If you chose to fertilize as part of your care routine, you can use one-quarter cup of 10-20-20 fertilizer. Once spring hits, place the fertilizer around the drip line of your mature peonies.
For potted peonies, you should be sure to use a slow-release fertilizer. Anything other than slow-release can burn the foliage.
Although you will not often need to, there are a couple of instances that require pruning.
For example, if your plant is damaged or has a disease, you will need to prune the affected area immediately.
Additionally, when your peony is about five or six years old, it is recommended you remove the suckers located in the center of the plant to allow for proper circulation.
However, you can trim your peony stems in order to shape the way your plant grows. In terms of peony care, it is very important that you do not cut towards the bottom of the stem.
Peony stems grow slowly. Therefore, maintaining as much of the stem as possible is required for your peonies to grow properly.
Pests & Diseases to Watch For
Fortunately, peonies do not typically suffer from pests and diseases.
However, they are susceptible to gray mold and fungal disease. In fact, they are vulnerable to botrytis.
A weak peony is particularly susceptible. Additionally, cold, wet weather can increase the risk.
Signs to look for include blackened stems and buds.
You may also see rotting at the plant’s base. It is important to immediately cut off and throw out any infected areas.
Harvesting & Storage
The best time to pick peonies is in the morning before the sun warms them. You should be sure to include at least 14 to 16 inches of the stem and remove any excess foliage.
Placing the cut flowers and buds in a location that is cool and dry will help prevent any fungal disease from developing.
Additionally, cut herbaceous buds that are immediately stored in a refrigerator will keep for several weeks. For best results, you should store them in bunches of 10 or fewer.
To ensure they receive proper circulation, you should wrap them in dry newspaper, ensuring the buds are covered and the cut stems are left open. Additionally, you should make sure to lay them horizontally to avoid damaging the stems. Finally, you should check the newspaper to ensure it remains dry.

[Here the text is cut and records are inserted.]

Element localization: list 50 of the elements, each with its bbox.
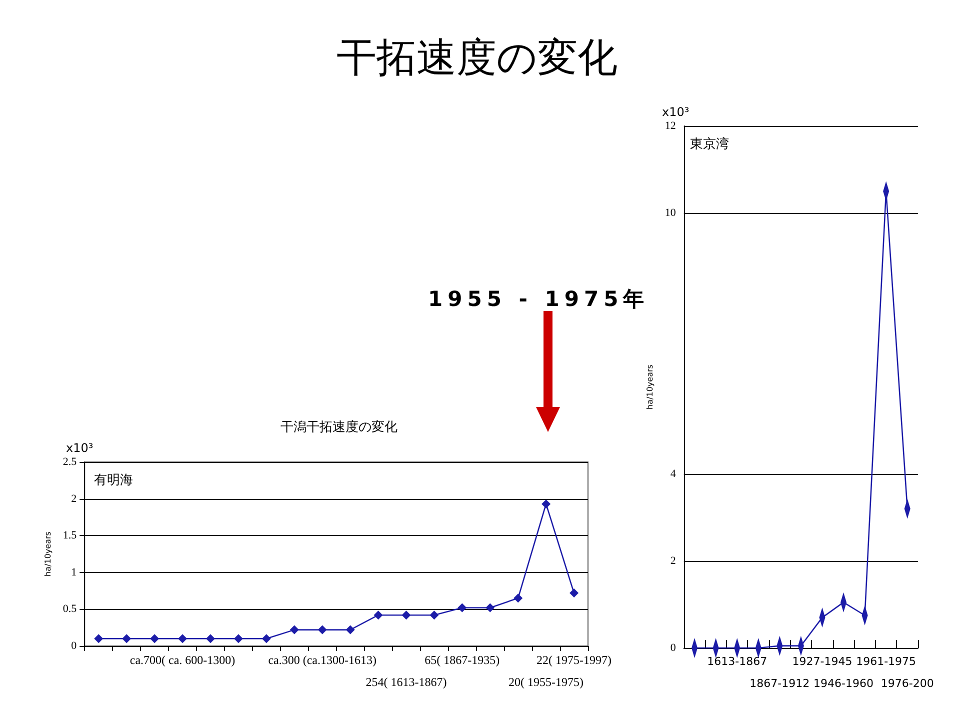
annotation: 有明海 [94, 473, 133, 488]
y-axis-title: ha/10years [44, 532, 52, 576]
x-tick-label: 1976-200 [880, 677, 934, 690]
chart-title: 干潟干拓速度の変化 [280, 419, 398, 435]
point [206, 634, 215, 644]
y-tick-label: 1.5 [62, 530, 78, 542]
y-tick-label: 0 [71, 640, 78, 652]
x-tick-label: 22( 1975-1997) [536, 653, 612, 667]
y-tick-label: 12 [664, 120, 676, 132]
point [514, 594, 523, 603]
x-tick-label: 20( 1955-1975) [508, 675, 584, 689]
point [402, 610, 411, 620]
y-tick-label: 4 [670, 468, 676, 480]
point [150, 634, 160, 644]
x-tick-label: 65( 1867-1935) [424, 653, 500, 667]
text: x10³ [66, 441, 94, 455]
annotation: 東京湾 [690, 136, 729, 152]
point [122, 634, 132, 644]
x-tick-label: 1946-1960 [814, 677, 874, 690]
point [234, 634, 243, 644]
text: x10³ [662, 105, 690, 119]
point [94, 634, 104, 644]
text: 干拓速度の変化 [336, 34, 618, 83]
y-tick-label: 1 [71, 566, 77, 578]
y-tick-label: 2.5 [62, 456, 78, 468]
point [486, 603, 495, 612]
x-tick-label: ca.300 (ca.1300-1613) [268, 653, 376, 667]
point [318, 625, 327, 634]
point [430, 610, 439, 620]
point [262, 634, 271, 644]
y-tick-label: 0 [670, 642, 676, 654]
x-tick-label: 1927-1945 [792, 655, 852, 668]
x-tick-label: 1961-1975 [856, 655, 916, 668]
point [346, 625, 355, 634]
point [570, 588, 579, 598]
point [458, 603, 467, 612]
x-tick-label: ca.700( ca. 600-1300) [130, 653, 236, 667]
point [290, 625, 299, 634]
x-tick-label: 1867-1912 [750, 677, 810, 690]
text: 1955 - 1975年 [428, 286, 650, 313]
y-tick-label: 10 [664, 207, 676, 219]
x-tick-label: 254( 1613-1867) [366, 675, 447, 689]
point [542, 499, 551, 508]
y-tick-label: 0.5 [62, 603, 78, 616]
x-tick-label: 1613-1867 [707, 655, 768, 668]
y-tick-label: 2 [670, 555, 676, 567]
y-tick-label: 2 [71, 492, 77, 505]
point [178, 634, 188, 644]
y-axis-title: ha/10years [646, 364, 654, 410]
point [374, 610, 383, 620]
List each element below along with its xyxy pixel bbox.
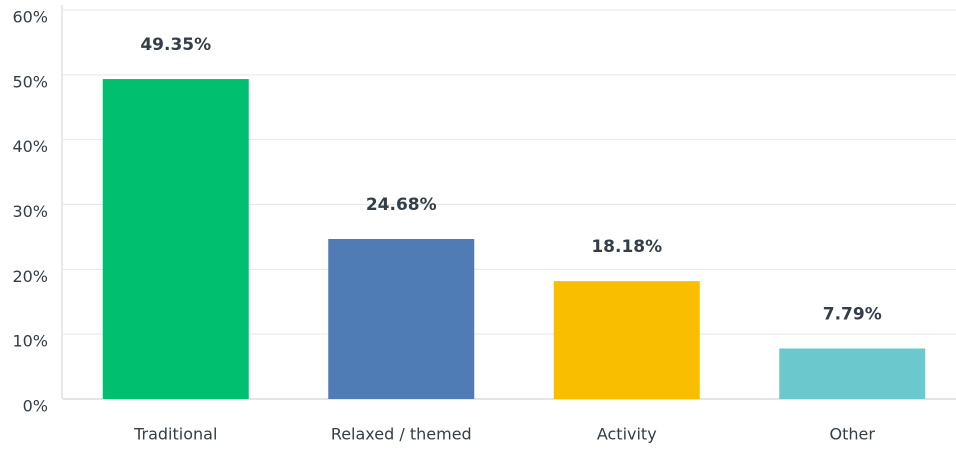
bar [102, 79, 249, 400]
y-tick-label: 10% [12, 332, 48, 351]
value-label: 18.18% [591, 237, 662, 257]
bar [779, 348, 926, 399]
y-tick-label: 0% [23, 397, 48, 416]
y-tick-label: 40% [12, 137, 48, 156]
x-tick-label: Activity [597, 425, 657, 444]
value-label: 49.35% [140, 35, 211, 55]
x-tick-label: Traditional [133, 425, 217, 444]
y-tick-label: 30% [12, 202, 48, 221]
y-tick-label: 20% [12, 267, 48, 286]
y-tick-label: 60% [12, 8, 48, 27]
value-label: 7.79% [823, 304, 882, 324]
bar [553, 281, 700, 399]
bar [328, 238, 475, 399]
x-tick-label: Relaxed / themed [331, 425, 472, 444]
x-tick-label: Other [830, 425, 876, 444]
y-tick-label: 50% [12, 72, 48, 91]
value-label: 24.68% [366, 195, 437, 215]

Tips & Tricks For Beautiful Peonies
There are no strict rules about spacing. It really depends on how you want your peonies to look.

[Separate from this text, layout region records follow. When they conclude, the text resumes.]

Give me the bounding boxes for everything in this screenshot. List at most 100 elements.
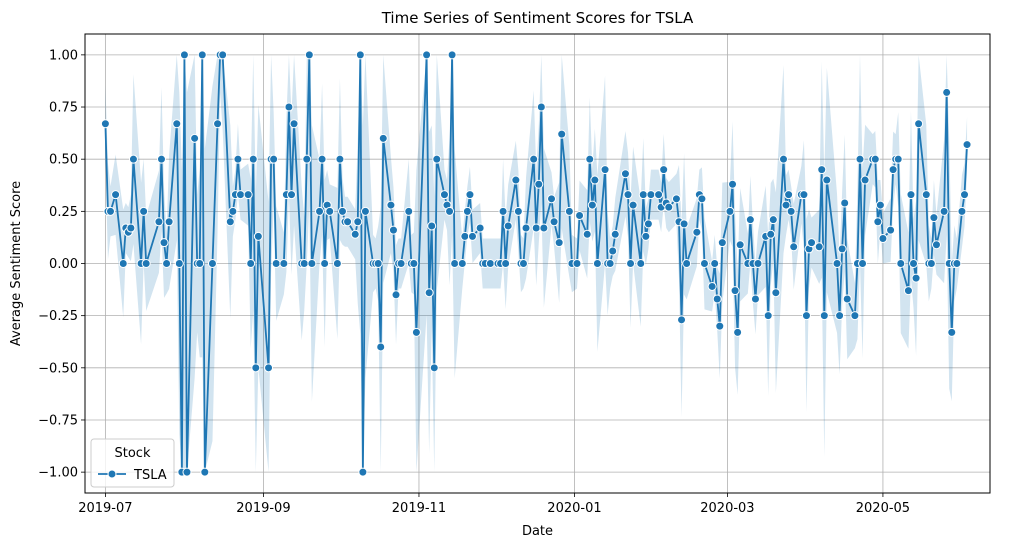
x-tick-label: 2020-05 [856, 501, 910, 516]
data-point [243, 190, 253, 200]
data-point [636, 259, 646, 268]
data-point [850, 311, 860, 321]
data-point [422, 50, 432, 60]
data-point [225, 217, 235, 227]
data-point [233, 154, 243, 164]
y-tick-label: 0.25 [49, 205, 78, 220]
data-point [467, 231, 477, 241]
y-tick-label: 0.00 [49, 257, 78, 272]
x-tick-label: 2019-09 [236, 501, 290, 516]
data-point [251, 363, 261, 373]
data-point [213, 119, 223, 129]
data-point [623, 190, 633, 200]
data-point [592, 259, 602, 268]
data-point [677, 315, 687, 325]
x-tick-label: 2019-07 [78, 501, 132, 516]
x-axis-label: Date [522, 524, 553, 539]
data-point [728, 179, 738, 189]
data-point [447, 50, 457, 60]
data-point [822, 175, 832, 185]
data-point [962, 140, 972, 150]
data-point [501, 259, 511, 268]
data-point [921, 190, 931, 200]
data-point [610, 229, 620, 239]
data-point [600, 165, 610, 175]
data-point [587, 200, 597, 210]
data-point [832, 259, 842, 268]
data-point [207, 259, 217, 268]
data-point [105, 206, 115, 216]
data-point [388, 225, 398, 235]
data-point [939, 206, 949, 216]
data-point [360, 206, 370, 216]
data-point [926, 259, 936, 268]
data-point [320, 259, 330, 268]
data-point [286, 190, 296, 200]
x-tick-label: 2020-03 [700, 501, 754, 516]
data-point [801, 311, 811, 321]
data-point [582, 229, 592, 239]
data-point [378, 133, 388, 143]
data-point [179, 50, 189, 60]
data-point [376, 342, 386, 352]
data-point [373, 259, 383, 268]
data-point [608, 246, 618, 256]
data-point [710, 259, 720, 268]
data-point [547, 194, 557, 204]
data-point [315, 206, 325, 216]
data-point [654, 190, 664, 200]
data-point [432, 154, 442, 164]
x-tick-label: 2019-11 [392, 501, 446, 516]
data-point [304, 50, 314, 60]
data-point [896, 259, 906, 268]
data-point [337, 206, 347, 216]
data-point [317, 154, 327, 164]
data-point [858, 259, 868, 268]
data-point [128, 154, 138, 164]
data-point [100, 119, 110, 129]
data-point [814, 242, 824, 252]
data-point [564, 206, 574, 216]
data-point [465, 190, 475, 200]
data-point [585, 154, 595, 164]
data-point [840, 198, 850, 208]
data-point [200, 467, 210, 477]
data-point [162, 259, 172, 268]
data-point [264, 363, 274, 373]
data-point [628, 200, 638, 210]
data-point [643, 219, 653, 229]
data-point [842, 294, 852, 304]
data-point [725, 206, 735, 216]
data-point [947, 327, 957, 337]
data-point [195, 259, 205, 268]
data-point [529, 154, 539, 164]
data-point [557, 129, 567, 139]
data-point [172, 119, 182, 129]
data-point [952, 259, 962, 268]
data-point [139, 206, 149, 216]
data-point [156, 154, 166, 164]
data-point [909, 259, 919, 268]
data-point [835, 311, 845, 321]
data-point [960, 190, 970, 200]
data-point [299, 259, 309, 268]
data-point [521, 223, 531, 233]
data-point [289, 119, 299, 129]
data-point [957, 206, 967, 216]
data-point [513, 206, 523, 216]
data-point [353, 217, 363, 227]
legend-marker-swatch [107, 469, 117, 479]
data-point [335, 154, 345, 164]
data-point [903, 286, 913, 296]
data-point [307, 259, 317, 268]
data-point [799, 190, 809, 200]
data-point [332, 259, 342, 268]
data-point [475, 223, 485, 233]
data-point [860, 175, 870, 185]
data-point [819, 311, 829, 321]
data-point [343, 217, 353, 227]
data-point [893, 154, 903, 164]
data-point [404, 206, 414, 216]
data-point [279, 259, 289, 268]
data-point [246, 259, 256, 268]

For instance, for bushier peonies, you should plant them three to four feet apart.
For a hedge, you should plant them within two to three feet of each other. However, it is important to allow enough air flow. If they are planted too close together, they will be susceptible to botrytis and gray mold.
Although it is possible to divide peonies, it is important to note that once divided, peonies can take up to three years to bloom again.
You should use a sharp knife to successfully divide your peonies.
Additionally, you should make sure the sections contain at least three buds and plant the divided peonies immediately.
There is no need to worry if your peonies have ants. They will not harm the flowers. In fact, they are simply enjoying the surgery syrup the buds produce.
If you want to cut some flowers, just run them under cool water to wash the ants off.
If you live in a place with cold winters and want to add mulch, you should be sure to remove it in the spring.
Otherwise, your peony will actually be planted too deep, resulting in fewer blooms.